A partir dessa pesquisa, aponto portanto as seguintes conclusões principais:
A pesquisa aponta para articulações entre a representação cultural hegemônica de
dança contemporânea aqui problematizada e as representações hegemônicas de gênero e de
sexualidade, no âmbito das noções que fundam a ideia de essência dos seres humanos, a
partir do momento em que percebemos a permanência da atribuição de certas características
fixas para o masculino e para o feminino em paralelo a toda uma retórica da transgressão.
Ela também evidencia o caráter totalizante e generalista da estética de representação
artística do balé, que parece continuar legitimando ainda uma autoridade discursiva
eminentemente apropriativa, que tende a suprimir a alteridade, isto é, continua tendendo a
ser intolerante com relação a estéticas artísticas dissimiles. Essa estética referenciada no
balé clássico, bastante representativa entre os sujeitos entrevistados, articula representações
hegemônicas de feminilidade e de homossexualidade com a representação hegemônica da
dança, levando “para dentro” das práticas sociais de todas as demais danças (inclusive da
dança contemporânea) a introjeção de valores e condutas nada transgressores no que diz
respeito à lógica cultural dominante em nossa cultura. O balé se configura, assim, como um
cânone estético tanto para a dança quanto para as representações de gênero e sexualidade.
A pesquisa demonstra o quanto existe pouca apropriação, por parte dos bailarinos de
dança contemporânea, de um “discurso” mais consistente sobre suas práticas. Assim,
mesmo quando falam de dança contemporânea, falam de uma dança que fazem, mas com
conceitos de outras experiências dançantes, como o balé, o jazz ou mesmo de experiências
corporais esportivas. Embora a dança contemporânea não tenha o gênero, por exemplo,
como organizador (como o balé, a dança de salão ou certos esportes), e proponha-se a
abolir distinções de nero em cena, muitas vezes criando figuras que não propõe-se a
assumir uma posição masculina ou feminina, essa transgressão não parece migrar para as
concepções de gênero de muitos dos sujeitos praticantes dessa modalidade de dança. Isso
tanto no que diz respeito às posições de gênero que eles procuram adotar para si, em suas
vidas, quanto para as suas concepções estéticas sobre o que é belo.
135
Portanto, a representação cultural hegemônica de dança contemporânea, como
aquilo que sempre transgride e que sempre rompe com todas as barreiras que a cultura
impõe sobre os corpos parece, não parece condizer com a materialidade dos fatos, no que
diz respeito às questões de gênero e sexualidade. A visão idealizada de um corpo
transgressor e capaz de romper com todos os condicionamentos sociais, tal como é
acionada em alguns enunciados da dança contemporânea é, para muitos bailarinos, pouco
relacionada com rupturas ao nível das representações culturais de gênero e de sexualidade.

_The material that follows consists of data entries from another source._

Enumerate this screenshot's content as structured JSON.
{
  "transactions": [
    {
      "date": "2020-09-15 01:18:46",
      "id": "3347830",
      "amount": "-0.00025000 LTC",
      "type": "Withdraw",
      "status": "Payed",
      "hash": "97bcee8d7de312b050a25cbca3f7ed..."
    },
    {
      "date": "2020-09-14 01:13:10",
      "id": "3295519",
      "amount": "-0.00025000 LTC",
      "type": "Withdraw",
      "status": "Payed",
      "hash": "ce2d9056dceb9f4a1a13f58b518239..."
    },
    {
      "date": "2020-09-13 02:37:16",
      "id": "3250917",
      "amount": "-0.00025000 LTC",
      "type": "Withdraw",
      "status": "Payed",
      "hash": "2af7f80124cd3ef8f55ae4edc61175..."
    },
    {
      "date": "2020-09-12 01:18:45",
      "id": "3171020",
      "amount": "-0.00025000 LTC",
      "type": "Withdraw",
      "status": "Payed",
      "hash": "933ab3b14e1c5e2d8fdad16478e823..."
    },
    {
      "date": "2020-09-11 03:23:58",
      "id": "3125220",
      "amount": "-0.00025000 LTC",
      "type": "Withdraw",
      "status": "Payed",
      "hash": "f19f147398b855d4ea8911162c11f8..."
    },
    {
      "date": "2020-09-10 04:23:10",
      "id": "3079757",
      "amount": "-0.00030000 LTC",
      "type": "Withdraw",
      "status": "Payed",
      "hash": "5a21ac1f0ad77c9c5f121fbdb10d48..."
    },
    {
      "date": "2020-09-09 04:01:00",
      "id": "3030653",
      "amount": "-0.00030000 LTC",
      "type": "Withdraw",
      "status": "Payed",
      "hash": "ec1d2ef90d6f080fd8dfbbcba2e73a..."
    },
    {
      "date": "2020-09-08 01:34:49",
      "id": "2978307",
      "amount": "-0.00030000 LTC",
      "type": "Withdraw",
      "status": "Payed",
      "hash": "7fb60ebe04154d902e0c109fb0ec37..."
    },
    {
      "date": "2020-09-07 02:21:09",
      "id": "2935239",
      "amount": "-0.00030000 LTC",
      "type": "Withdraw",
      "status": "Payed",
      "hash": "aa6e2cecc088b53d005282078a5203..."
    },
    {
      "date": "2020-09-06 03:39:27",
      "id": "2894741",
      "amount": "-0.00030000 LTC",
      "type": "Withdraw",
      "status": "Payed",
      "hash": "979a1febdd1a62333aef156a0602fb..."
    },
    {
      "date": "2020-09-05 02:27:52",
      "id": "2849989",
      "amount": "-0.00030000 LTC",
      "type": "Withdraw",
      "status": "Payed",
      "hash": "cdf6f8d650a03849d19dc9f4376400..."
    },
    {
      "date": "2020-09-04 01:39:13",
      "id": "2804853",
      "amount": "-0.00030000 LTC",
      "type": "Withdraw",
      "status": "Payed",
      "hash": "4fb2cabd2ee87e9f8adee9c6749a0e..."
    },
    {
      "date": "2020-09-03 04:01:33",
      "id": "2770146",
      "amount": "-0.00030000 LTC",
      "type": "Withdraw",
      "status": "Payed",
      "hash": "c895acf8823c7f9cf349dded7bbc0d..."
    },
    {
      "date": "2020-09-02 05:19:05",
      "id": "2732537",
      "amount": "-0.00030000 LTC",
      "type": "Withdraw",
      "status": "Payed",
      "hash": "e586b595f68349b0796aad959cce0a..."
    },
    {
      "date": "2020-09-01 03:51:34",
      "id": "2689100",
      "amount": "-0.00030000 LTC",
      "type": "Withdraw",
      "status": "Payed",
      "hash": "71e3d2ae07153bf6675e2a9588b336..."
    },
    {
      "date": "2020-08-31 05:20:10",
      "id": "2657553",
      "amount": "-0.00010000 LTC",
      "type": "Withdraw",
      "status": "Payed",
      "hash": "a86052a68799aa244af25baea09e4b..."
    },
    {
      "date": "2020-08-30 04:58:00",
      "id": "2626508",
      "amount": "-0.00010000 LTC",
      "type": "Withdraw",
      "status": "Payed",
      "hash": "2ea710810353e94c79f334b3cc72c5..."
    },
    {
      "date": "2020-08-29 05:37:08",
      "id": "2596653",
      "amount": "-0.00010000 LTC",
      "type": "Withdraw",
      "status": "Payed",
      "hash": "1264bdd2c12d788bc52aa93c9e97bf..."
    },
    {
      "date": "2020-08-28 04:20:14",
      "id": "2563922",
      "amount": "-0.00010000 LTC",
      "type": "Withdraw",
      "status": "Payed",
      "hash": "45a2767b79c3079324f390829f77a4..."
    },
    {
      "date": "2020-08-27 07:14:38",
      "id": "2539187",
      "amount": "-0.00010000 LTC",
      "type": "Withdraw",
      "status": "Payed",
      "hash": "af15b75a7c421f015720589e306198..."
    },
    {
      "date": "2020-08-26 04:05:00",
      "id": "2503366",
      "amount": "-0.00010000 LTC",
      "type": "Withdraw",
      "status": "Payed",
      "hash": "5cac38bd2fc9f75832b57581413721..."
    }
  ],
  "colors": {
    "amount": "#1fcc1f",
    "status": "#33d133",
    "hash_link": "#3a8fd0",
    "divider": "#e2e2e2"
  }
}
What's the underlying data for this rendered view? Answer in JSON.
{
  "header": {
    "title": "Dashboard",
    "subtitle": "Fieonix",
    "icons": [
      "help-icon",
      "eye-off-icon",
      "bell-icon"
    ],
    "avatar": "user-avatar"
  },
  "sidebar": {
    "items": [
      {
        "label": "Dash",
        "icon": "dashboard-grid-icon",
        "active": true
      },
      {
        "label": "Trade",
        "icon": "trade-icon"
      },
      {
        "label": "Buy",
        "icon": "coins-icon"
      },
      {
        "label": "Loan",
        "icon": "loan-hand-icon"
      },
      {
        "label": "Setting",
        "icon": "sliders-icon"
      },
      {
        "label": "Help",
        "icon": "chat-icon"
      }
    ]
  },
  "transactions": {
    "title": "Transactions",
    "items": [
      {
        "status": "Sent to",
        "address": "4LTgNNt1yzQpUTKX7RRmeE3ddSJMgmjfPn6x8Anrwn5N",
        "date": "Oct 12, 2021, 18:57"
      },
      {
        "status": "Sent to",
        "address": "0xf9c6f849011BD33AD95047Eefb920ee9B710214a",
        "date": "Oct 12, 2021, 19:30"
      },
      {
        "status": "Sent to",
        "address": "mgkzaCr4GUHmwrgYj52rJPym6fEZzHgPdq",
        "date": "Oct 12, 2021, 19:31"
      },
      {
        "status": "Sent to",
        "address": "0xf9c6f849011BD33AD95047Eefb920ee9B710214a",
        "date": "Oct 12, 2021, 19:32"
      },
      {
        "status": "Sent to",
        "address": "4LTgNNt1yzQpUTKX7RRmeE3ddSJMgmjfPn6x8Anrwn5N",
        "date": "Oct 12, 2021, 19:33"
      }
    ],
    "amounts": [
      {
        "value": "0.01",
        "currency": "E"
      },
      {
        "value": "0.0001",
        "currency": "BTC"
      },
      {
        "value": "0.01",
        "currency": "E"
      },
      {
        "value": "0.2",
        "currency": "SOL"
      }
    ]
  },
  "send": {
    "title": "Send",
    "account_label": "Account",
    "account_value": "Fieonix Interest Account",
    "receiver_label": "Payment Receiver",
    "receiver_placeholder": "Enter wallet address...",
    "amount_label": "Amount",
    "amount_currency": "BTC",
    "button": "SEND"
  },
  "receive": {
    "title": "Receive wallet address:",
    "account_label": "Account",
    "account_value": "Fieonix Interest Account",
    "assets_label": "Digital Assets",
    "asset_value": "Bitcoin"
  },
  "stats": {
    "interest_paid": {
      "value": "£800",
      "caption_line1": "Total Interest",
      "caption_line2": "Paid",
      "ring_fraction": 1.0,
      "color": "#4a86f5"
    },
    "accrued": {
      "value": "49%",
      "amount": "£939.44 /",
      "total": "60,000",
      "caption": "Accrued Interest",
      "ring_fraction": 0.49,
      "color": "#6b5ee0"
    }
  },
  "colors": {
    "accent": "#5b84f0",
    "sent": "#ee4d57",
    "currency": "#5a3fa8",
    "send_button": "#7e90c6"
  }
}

Eu arriscaria dizer, fazendo uma colocação aqui provisória, que o caráter “encenado” ou
“espetacular” dessa transgressão ou dessa ruptura, parece funcionar até como uma forma de
afirmar e até reforçar a existência de uma fronteira de gênero, em alguns casos.
Os homens que hoje se constituem como bailarinos de dança contemporânea em
Porto Alegre, parecem superar as “barreiras” e obstáculos impostos pela cultura de diversas
formas. Ressalto, no entanto, que algumas delas consistem justamente em exibir alguns dos
traços que têm sido característicos do modelo hegemônico de masculinidade dos últimos
dois séculos, o modelo do self-made-man: sucesso econômico, espírito de independência,
eficiência, etc. Quando isso acontece, a dicotomia que determina a existência de universos e
trajetórias de vida bem diferenciadas e bem determinadas para homens e para mulheres não
parece ser questionada, transgredida, nem quebrada. E a noção de dança contemporânea
como retórica da liberdade, como uma dança capaz de romper, de trazer algo novo, parece
apresentar pouca ou nenhuma articulação com a construção do gênero masculino.
Inúmeras outras considerações poderiam ser tecidas com relação ao assunto
abordado nessa pesquisa, através de muitos outros caminhos, por meio talvez do uso de
outras ferramentas metodológicas. Traçando as linhas finais dessa dissertação, gostaria de
apontar, assim, para seus limites e para as possíveis novas possibilidades que ela abre.
Em primeiro lugar, por tratar-se de uma dissertação cuja metodologia é centrada no
uso de entrevistas, portanto, na expressão verbal dos bailarinos, ela deixa de aprofundar-se
no campo das descrições mais “morfológicas”, não priorizando questões como por
exemplo: o que os corpos desses homens revelam dessas representações hegemônicas de
gênero aqui problematizadas enquanto dançam e fazem aula? Ou: como a dança
contemporânea constrói os corpos desses bailarinos e como essa “fabricação” e seus
“resultados” se aproximam ou se afastam de modelos hegemônicos de masculinidade? A
136
presente pesquisa está muito mais centrada no campo discursivo, e portanto, do conjunto de
noções, ideias, sentimentos ou desejos que passam pelo nível da consciência dos sujeitos, e
não teve como intuito abordar questões referentes ao nível não-discursivo, ou mesmo em
questões de ordem ainda discursiva mas referentes unicamente à produção dos corpos.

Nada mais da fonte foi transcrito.